This is a loose mixture, with not a lot of strength. It does hold the track down, allows you to align the track right to left and fore to back. When you're satisfied , a little water holds everything in place. If something shifts a lot you can take a hammer and break this up and re-do it. 


Hey Richard, how have you been? Missed you at Chicago this year. I used the concrete and decomposed granite mix where the roof drain splashed on the track all the time and washed away the ballast. It has held up for a number of years. I have too much track to try and concrete it all. When we get one of those 'frog stranglers' I just scrape it back onto the track or put down some new. Here in Houston, all we have to work with is the decomposed granite.


----------



## jake3404 (Dec 3, 2010)

Couple things, 

First the method described by the OP is only good for holding the ballast in place. It will not do much good to keep the track in place. Concrete mix needs to be mixed and then poured in a uniform pattern where the Cement can bind to itself. Puring concrete mix, unmixed, on a roadbed and then misting water to get the cement to activate only helps to keep the ballast in place. Sure there is some "stickyness" of the cement that will grip the track, but any small amount of force will dislodge the track from the ballast. 

Secondly, Greg and Kevin are really talking about something entirely different than what is proposed in this thread. The frost heave issues they are talking about are those of what others experience when they use a concrete roadbed, like Marty or others. There can be frost heave issues in this application, but the issues for this application would be more like what someone experiences when they used the trenching method. 

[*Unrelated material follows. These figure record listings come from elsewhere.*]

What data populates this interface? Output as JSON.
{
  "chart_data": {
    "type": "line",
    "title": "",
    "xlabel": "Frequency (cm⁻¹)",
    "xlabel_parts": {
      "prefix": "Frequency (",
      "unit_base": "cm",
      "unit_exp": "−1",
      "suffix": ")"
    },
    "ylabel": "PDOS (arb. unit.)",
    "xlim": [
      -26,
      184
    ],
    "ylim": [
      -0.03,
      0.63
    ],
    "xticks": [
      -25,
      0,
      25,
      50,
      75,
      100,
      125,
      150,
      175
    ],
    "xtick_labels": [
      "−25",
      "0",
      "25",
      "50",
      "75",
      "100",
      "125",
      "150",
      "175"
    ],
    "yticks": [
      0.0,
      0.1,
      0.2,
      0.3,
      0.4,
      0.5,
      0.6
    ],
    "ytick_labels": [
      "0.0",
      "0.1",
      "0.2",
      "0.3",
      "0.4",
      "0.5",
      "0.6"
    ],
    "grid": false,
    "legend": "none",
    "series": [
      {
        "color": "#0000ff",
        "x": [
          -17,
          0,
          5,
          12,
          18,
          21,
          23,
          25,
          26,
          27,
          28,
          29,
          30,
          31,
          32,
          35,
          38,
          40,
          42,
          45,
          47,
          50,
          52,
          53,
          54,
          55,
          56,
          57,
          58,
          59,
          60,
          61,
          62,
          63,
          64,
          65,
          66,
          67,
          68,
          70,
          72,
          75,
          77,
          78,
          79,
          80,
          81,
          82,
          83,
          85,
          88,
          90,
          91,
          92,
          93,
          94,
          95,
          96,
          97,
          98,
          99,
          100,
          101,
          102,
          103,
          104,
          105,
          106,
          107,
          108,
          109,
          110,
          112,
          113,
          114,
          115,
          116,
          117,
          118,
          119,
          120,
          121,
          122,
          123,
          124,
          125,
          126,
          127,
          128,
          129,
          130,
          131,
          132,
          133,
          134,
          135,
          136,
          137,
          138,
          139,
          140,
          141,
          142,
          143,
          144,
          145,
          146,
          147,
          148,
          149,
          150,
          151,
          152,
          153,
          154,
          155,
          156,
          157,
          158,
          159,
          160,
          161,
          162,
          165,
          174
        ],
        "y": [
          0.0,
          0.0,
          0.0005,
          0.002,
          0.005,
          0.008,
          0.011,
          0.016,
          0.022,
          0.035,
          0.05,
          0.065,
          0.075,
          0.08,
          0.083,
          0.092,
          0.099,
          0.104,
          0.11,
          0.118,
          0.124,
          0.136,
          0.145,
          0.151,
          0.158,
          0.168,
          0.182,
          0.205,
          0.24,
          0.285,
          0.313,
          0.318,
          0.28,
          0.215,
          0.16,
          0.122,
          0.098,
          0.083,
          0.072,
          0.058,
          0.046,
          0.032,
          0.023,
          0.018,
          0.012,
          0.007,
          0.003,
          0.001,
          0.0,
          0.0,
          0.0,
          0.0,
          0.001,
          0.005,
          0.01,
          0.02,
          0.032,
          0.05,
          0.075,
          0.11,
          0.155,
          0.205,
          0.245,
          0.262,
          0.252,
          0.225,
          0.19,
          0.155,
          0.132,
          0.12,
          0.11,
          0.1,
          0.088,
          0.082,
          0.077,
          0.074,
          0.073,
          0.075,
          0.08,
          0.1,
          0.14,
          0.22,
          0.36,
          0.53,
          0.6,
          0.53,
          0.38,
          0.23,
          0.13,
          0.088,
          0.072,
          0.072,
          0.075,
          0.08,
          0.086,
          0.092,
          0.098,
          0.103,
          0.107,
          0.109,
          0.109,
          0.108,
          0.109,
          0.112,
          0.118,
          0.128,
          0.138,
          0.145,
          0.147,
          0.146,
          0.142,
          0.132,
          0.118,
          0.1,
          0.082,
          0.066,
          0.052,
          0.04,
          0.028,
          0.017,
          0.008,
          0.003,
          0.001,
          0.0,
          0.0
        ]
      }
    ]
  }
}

Overall, I think this is a good idea for areas where people have a problem with ballast washing away. It wont prevent washout, but it will resist it more than standard ballast.


----------



## aceinspp (Jan 2, 2008)

Tha'ts my point you lay it in cement and then when the cross level or warp or track heave comes into play now you got to chip away and re do. Wonder why real RR do not use concrete. Why would one want to have to go through the hassle of breaking up cement then level and then re cement. I just go out put some rock on the track level it and I'm good to go. Guess that is why some folks get discourage because of all the extra maintenance work. Later RJD


----------



## 0tter (Jul 29, 2012)

*my roadbed is crusher fines throughout, half an inch to two inches depending on the wheres and whats. gotta love going through and ballasting, ballasting, re-ballasting and leveling the right of way. just like the real thing. the fine mix of concrete looks good, with settling and heaving depending on climate it'll probably crack where it needs to and float where it needs to float. were not talking 14" thick freeway segments here. id been toying with the idea of mixing a little portland with my roadbed, just hasn't come to fruition. i think with some experimenting it could prove itself. after all concrete is the foundation of america.*


----------